Tuition alligators and legal education

The New York Times’s “Room for Debate” topic titled “The Case Against Law School” has generated a fair amount of attention, including posts here, here, and here on this blog. In an age of test-focused, create-a-compliant-employee models of education reform (e.g., No Child Left Behind), I side with debaters Linda Greene, Kevin Noble Maillard, and Geoffrey R. Stone, all of whom address the issue of valuing a law school education in terms beyond those that can be monetized or crammed into some other seemingly objective metric.

Looking back over the decades since I graduated, I can’t figure out how to objectively measure the value of frameworks for thinking that took three years of law school to materialize — frameworks I’m confident I would not have developed through apprenticeship and that have proved valuable (in intangible ways) not just in dealing with legal matters, but, as well, in understanding and dealing in practical ways with economic, social, political, ethical, and moral issues I encounter during my stumblings through life. Courses in labor law and regulated industries (both taught by the same professor) introduced me to Chicago economics and led me both to think more critically about, and to expand, my understanding of economics and (unexpectedly) to begin exploring more broadly the role of design in decisionmaking (a journey in which noneconomist and nonlawyer Don Norman routinely proves a trustworthy guide). My course in constitutional law opened up a different and useful way of thinking about the Constitution and law in general. A simulation seminar on Supreme Court decisionmaking provided striking insights into institutional decisionmaking and how institutional interests affect personal interests (and vice versa).

I don’t contend that alternative models of legal education won’t or can’t work.

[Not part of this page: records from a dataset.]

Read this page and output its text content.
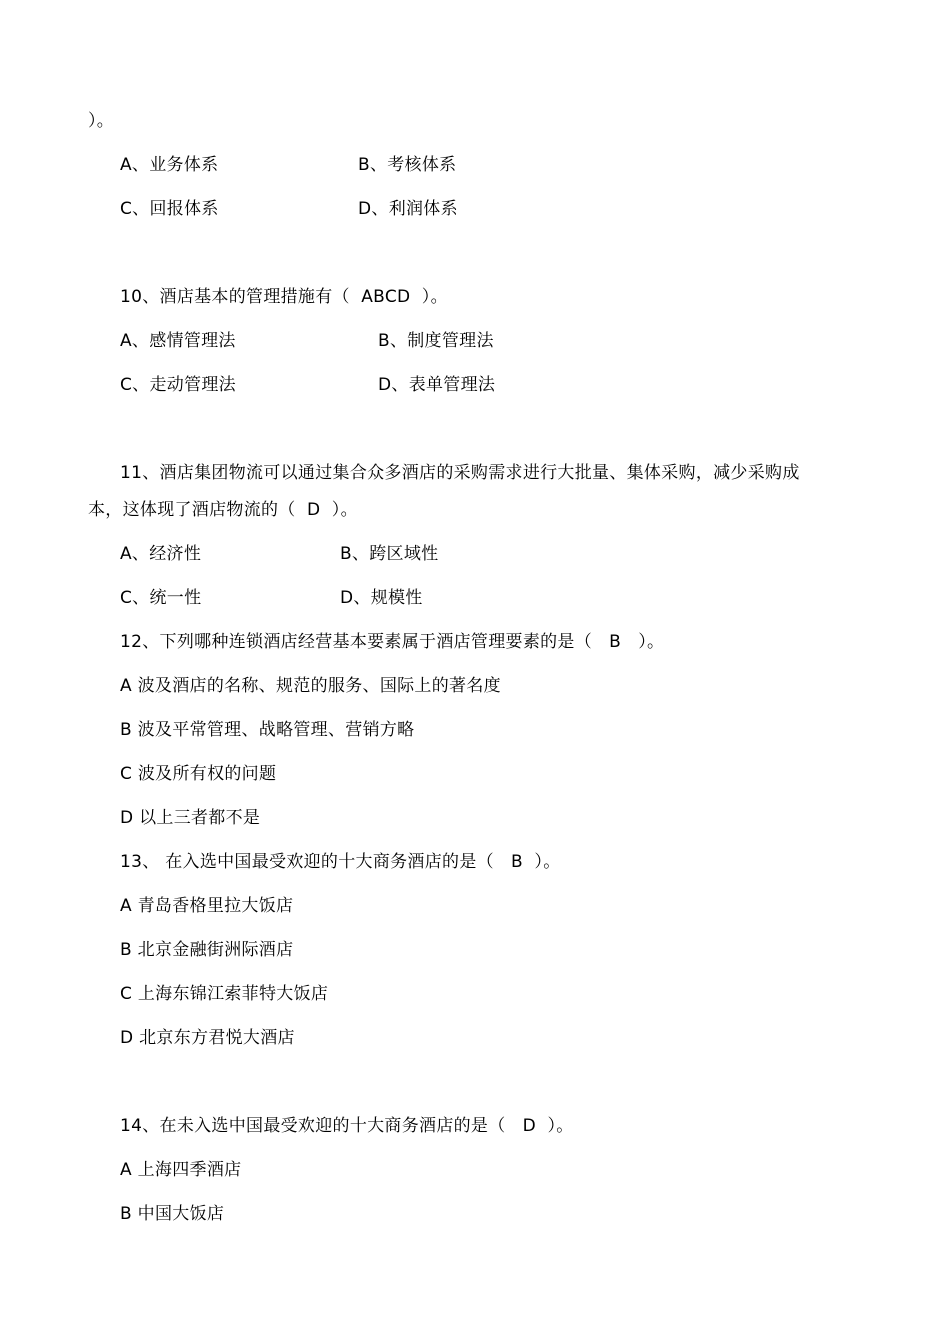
）。
A、业务体系	B、考核体系
C、回报体系	D、利润体系
10、酒店基本的管理措施有（  ABCD  ）。
A、感情管理法	B、制度管理法
C、走动管理法	D、表单管理法
11、酒店集团物流可以通过集合众多酒店的采购需求进行大批量、集体采购，减少采购成
本，这体现了酒店物流的（  D  ）。
A、经济性	B、跨区域性
C、统一性	D、规模性
12、下列哪种连锁酒店经营基本要素属于酒店管理要素的是（   B   ）。
A 波及酒店的名称、规范的服务、国际上的著名度
B 波及平常管理、战略管理、营销方略
C 波及所有权的问题
D 以上三者都不是
13、 在入选中国最受欢迎的十大商务酒店的是（   B  ）。
A 青岛香格里拉大饭店
B 北京金融街洲际酒店
C 上海东锦江索菲特大饭店
D 北京东方君悦大酒店
14、在未入选中国最受欢迎的十大商务酒店的是（   D  ）。
A 上海四季酒店
B 中国大饭店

I do object, however, that those who press for alternative models tend to focus almost exclusively on the cost of obtaining a law degree while denigrating or ignoring benefits that don’t translate directly or immediately into a paycheck. I certainly understand (based on the level of debt I incurred) that when faced with tuition bills like those law students encounter these days, it’s difficult (impossible, maybe?) to foresee distant benefits. But even as my student debt (and that of my wife) mounted in those days, I recalled the placard that often appeared in offices in which I worked during my military service: “When you are up to your ass in alligators, it is difficult to remind yourself that your initial objective was to drain the swamp.” When tuition dollars look like those alligators, it’s difficult to remind yourself that education is, in fact, about more than the alligators.